The high-performance liquid chromatography system consisted of a pump, a fluorescence detector equipped with a 5-μl flow cell, a Marathon XT autoinjector, a column thermostat (all Separations Analytical Instruments, Hendrik Ido Ambacht, The Netherlands), a stainless steel column (75 × 4.6 mm) prepacked with ultrasphere C-18, 3 μm (Beckman, San Ramon, CA), a Chromeleon chromatography data system (Gynkotec, Germering, Germany), and a Compaq Pentium 2 computer (Compaq Computer Corp., Houston, TX). The column temperature was 40°C. The excitation wavelength was 270 nm, and an emission long-pass cutoff filter of 310 nm was used. The mobile phase consisted of acetonitrile (24% vol/vol), methanol (32% vol/vol), and water (44% vol/vol), to which 0.5 ml trifluoricacetic acid was added per liter. The final p H of the mobile phase was adjusted to 3.0 with 2 N sodium hydroxide. The flow rate of the mobile phase was 1.5 ml/min.
The retention times of thymol and propofol were 3.2 and 6.5 min, respectively. No endogenous compounds were found to interfere with the assay. The detection limit, defined as a signal-to-noise ratio of 3, was 0.04 μg propofol per milliliter blood, and 0.11 μg/ml could be quantified with acceptable precision. The interday coefficient of variation of the peak height ratios of propofol versus thymol, determined over 6 different days using blood from male human volunteers, was 9.8% for the lowest concentration (0.110 μg/ml) and < 3.7% in the range of 0.46–13.54 μg/ml.

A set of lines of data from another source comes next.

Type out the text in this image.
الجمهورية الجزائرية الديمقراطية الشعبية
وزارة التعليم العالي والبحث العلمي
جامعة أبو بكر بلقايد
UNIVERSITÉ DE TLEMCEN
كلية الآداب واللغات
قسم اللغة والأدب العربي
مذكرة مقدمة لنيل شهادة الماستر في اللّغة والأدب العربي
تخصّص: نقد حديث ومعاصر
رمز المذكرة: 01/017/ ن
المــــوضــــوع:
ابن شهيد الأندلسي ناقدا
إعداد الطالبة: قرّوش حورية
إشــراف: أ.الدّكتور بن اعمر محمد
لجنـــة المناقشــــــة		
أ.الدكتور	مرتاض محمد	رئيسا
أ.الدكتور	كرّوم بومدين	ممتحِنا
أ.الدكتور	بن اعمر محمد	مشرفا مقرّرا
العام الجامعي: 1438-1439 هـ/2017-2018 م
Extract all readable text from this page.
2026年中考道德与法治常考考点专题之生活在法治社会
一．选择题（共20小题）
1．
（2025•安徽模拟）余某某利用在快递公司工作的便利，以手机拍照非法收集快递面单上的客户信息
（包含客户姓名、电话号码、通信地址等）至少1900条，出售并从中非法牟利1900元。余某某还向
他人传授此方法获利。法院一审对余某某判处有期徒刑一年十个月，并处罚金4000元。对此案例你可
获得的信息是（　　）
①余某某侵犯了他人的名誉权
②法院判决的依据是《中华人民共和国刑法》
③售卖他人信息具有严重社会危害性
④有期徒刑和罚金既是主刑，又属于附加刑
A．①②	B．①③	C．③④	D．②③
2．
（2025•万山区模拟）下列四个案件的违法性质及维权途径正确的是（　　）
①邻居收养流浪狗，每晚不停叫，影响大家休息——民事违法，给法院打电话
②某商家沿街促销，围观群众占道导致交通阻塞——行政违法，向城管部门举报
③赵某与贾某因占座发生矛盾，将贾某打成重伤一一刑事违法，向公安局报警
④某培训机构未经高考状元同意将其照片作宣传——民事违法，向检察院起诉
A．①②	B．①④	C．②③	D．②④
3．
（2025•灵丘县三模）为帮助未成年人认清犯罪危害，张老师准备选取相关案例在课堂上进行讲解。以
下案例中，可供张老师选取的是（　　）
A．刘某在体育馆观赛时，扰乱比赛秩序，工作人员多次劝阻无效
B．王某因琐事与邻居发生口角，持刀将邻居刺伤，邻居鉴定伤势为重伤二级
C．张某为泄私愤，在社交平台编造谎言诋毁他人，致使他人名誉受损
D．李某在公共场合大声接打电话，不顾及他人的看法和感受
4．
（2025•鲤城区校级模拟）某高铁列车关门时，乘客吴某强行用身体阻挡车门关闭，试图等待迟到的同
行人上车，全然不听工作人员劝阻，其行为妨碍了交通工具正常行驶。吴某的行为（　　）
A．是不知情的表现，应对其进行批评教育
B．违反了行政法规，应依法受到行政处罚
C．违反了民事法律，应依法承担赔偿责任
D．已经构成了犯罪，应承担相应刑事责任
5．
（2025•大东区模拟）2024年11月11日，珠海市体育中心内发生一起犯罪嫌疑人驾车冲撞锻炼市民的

Calibration curves were obtained by weighted (weight factor 1/y2) least-squares linear regression analysis of the peak height ratio of propofol/thymol versus the concentration of propofol. The calibration lines were linear in the investigated range (0.11–13.54 μg propofol per milliliter blood) with correlation coefficients varying from 0.9998 to > 0.9999. The recovery was 85%± 4% for propofol and 86%± 6% for thymol over the investigated range (0.11–13.54 μg propofol per milliliter blood).